在Rust函数中返回Null

Question

如何在Rust函数中返回Null？

#[derive(Debug, Clone)]
struct NodeValue {
    id: String,
    parent: String,
    children: Vec<NodeValue>,
}

impl NodeValue {
    fn find_parent(&self, id: &mut String) -> &NodeValue {
        if self.id == *id {
            println!("{},{}", self.id, id);
            return self;
        }
        for child in &self.children {
            println!("{:?}", child);
            let res = child.find_parent(id);
            return res;
        }

        return null; //return null
    }
}

fn main() {
    let root = NodeValue {
        id: "#".to_string(),
        parent: String::from("root"),
        children: vec![],
    };

    let id = "1";
    let mut parent = "#";
    let mut parent_node = root.find_parent(&mut parent);
    let node1 = NodeValue {
        id: "2".to_string(),
        parent: "1".to_string(),
        children: vec![],
    };
    parent_node.children.push(node1);
}

my code in playground

Answer 1

您无法在Rust中返回null，因为该语言中没有这样的概念。
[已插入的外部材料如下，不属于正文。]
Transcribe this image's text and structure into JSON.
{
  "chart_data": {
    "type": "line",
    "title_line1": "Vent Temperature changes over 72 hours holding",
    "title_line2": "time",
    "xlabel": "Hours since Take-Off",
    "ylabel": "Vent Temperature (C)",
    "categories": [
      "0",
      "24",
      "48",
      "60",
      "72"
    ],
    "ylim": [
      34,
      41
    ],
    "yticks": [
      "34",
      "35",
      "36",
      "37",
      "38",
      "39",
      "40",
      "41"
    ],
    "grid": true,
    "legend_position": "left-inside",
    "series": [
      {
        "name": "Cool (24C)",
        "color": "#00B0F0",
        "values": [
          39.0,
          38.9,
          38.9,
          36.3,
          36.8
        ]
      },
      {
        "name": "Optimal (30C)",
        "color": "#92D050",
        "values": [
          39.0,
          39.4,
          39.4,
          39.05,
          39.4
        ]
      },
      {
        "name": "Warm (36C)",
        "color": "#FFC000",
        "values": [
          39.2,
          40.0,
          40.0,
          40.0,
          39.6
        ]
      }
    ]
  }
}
相反，您应该使用Option<T>：

fn find_parent(&self, id: &mut String) -> Option<&NodeValue> {
    if self.id == *id {
        println!("{},{}", self.id, id);
        return Some(self);
    }

    //This loop is pointless, I've kept it because it's in your original code
    for child in &self.children {
        println!("{:?}", child);
        return child.find_parent(id);
    }

    None
}